The decision withholding assent was conveyed by the Governor's Secretariat on March 4, 2025. The State has termed the action patently unconstitutional and a serious violation of the constitutional framework that regulates Centre State relations in legislative matters.
According to the suit filed under Article 131, the President withheld assent mechanically on the aid and advice of the Union Government without offering any reasons. Tamil Nadu states that this was done despite the State providing detailed replies to every objection raised by the Ministries of Health, Education and AYUSH. The plaint argues that unexplained withholding of assent frustrates Article 201 and destroys the working of Article 254(2), which allows State laws on concurrent subjects to prevail within the State after receiving Presidential assent. The State contends that if such withholding is upheld, the constitutional avenue available to States to enact laws that differ from Union legislation will become meaningless.
Tamil Nadu relies extensively on the findings of the Justice A. K. Rajan Committee, which examined the impact of NEET in the State. The Committee received more than eighty thousand responses from stakeholders, and its report concluded that NEET had severely affected students from rural and socio economically disadvantaged backgrounds and from Tamil medium and government schools. The suit states that NEET benefits affluent urban students who can afford years of private coaching and that the rise of repeaters has tilted admissions in favour of those who invest heavily in coaching. The State submits that this pattern undermines the equality guarantees under Articles 14 and 15(4) and results in systematic exclusion of first generation learners. The plaint also refers to the growth of an expensive coaching industry and to several reported instances of impersonation and alleged question paper leaks to question the credibility of the exam.
The suit argues that merit in medical admissions cannot be reduced to performance in a single entrance test and cites Supreme Court judgments such as Pradeep Jain and Neil Aurelio Nunes.
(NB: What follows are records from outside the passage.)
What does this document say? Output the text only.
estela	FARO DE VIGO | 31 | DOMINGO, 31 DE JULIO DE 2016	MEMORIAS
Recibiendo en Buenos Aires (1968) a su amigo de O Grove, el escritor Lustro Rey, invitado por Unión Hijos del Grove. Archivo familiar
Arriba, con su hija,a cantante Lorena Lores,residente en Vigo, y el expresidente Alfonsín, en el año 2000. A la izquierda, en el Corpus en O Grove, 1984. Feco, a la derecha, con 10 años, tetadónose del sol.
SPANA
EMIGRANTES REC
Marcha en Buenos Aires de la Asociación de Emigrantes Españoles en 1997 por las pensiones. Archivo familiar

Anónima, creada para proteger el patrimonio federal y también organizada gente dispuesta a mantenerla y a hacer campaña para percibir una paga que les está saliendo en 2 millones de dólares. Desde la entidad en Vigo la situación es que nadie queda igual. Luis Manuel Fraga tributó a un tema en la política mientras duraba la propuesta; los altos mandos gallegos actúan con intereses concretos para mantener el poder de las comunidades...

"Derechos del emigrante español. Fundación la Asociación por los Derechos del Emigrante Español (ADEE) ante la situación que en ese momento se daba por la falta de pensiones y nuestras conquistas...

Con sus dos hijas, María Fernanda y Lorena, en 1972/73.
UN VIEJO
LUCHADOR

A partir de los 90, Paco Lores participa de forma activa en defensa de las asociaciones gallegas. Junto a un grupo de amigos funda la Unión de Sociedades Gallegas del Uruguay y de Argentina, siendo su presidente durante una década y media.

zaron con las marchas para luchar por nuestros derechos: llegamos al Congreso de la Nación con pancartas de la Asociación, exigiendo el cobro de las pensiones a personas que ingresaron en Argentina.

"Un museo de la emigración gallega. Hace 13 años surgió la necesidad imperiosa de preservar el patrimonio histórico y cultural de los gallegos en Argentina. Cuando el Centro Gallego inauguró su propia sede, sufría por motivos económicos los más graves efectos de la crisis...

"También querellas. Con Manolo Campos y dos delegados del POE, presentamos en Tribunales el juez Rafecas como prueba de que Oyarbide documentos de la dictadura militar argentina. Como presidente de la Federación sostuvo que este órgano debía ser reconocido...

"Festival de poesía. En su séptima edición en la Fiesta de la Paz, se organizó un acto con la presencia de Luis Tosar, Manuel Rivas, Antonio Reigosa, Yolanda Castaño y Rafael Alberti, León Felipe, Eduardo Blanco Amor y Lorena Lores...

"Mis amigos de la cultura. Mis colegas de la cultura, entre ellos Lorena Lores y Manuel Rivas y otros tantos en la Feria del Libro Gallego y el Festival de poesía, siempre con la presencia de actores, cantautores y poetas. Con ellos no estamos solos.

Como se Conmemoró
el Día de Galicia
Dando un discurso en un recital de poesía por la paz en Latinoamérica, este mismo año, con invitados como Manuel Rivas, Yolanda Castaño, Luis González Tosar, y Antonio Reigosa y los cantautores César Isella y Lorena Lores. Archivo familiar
These decisions recognise that merit must account for social commitment, opportunity structures and the broader context in which students learn. Tamil Nadu asserts that for many decades it maintained high quality and equitable admissions through a system based on Class XII marks under the Tamil Nadu Admission in Professional Educational Institutions Act, 2007. That law received Presidential assent and was upheld by both the Madras High Court and the Supreme Court. The State claims that the President's present stand contradicts the earlier view taken while assenting to the 2007 law, even though both relate to admissions and operate within the State's constitutional duty under Article 47 to ensure public health.
The suit also cites precedents in which the President granted assent to State laws that differed from or were inconsistent with central legislation. These include the Tamil Nadu amendment relating to Jallikattu under the Prevention of Cruelty to Animals Act and similar departures in labour law amendments enacted by Gujarat, Assam and Odisha. Tamil Nadu argues that the refusal to grant assent to its Bill, despite earlier precedents that allowed such departures, is arbitrary and discriminatory and goes against the ideal of cooperative federalism.
The State therefore seeks a declaration that the President's action is unconstitutional and should be set aside. It also requests a declaration that the Bill is deemed to have received Presidential assent under Article 254(2). In the alternative, the State seeks a direction to the Union Government to place the Bill again before the President for fresh consideration.
The suit was settled by Senior Advocate P Wilson and filed by Advocate Misha Rohatgi.
In 2023, the State had filed a suit challenging the NEET exam, which is pending.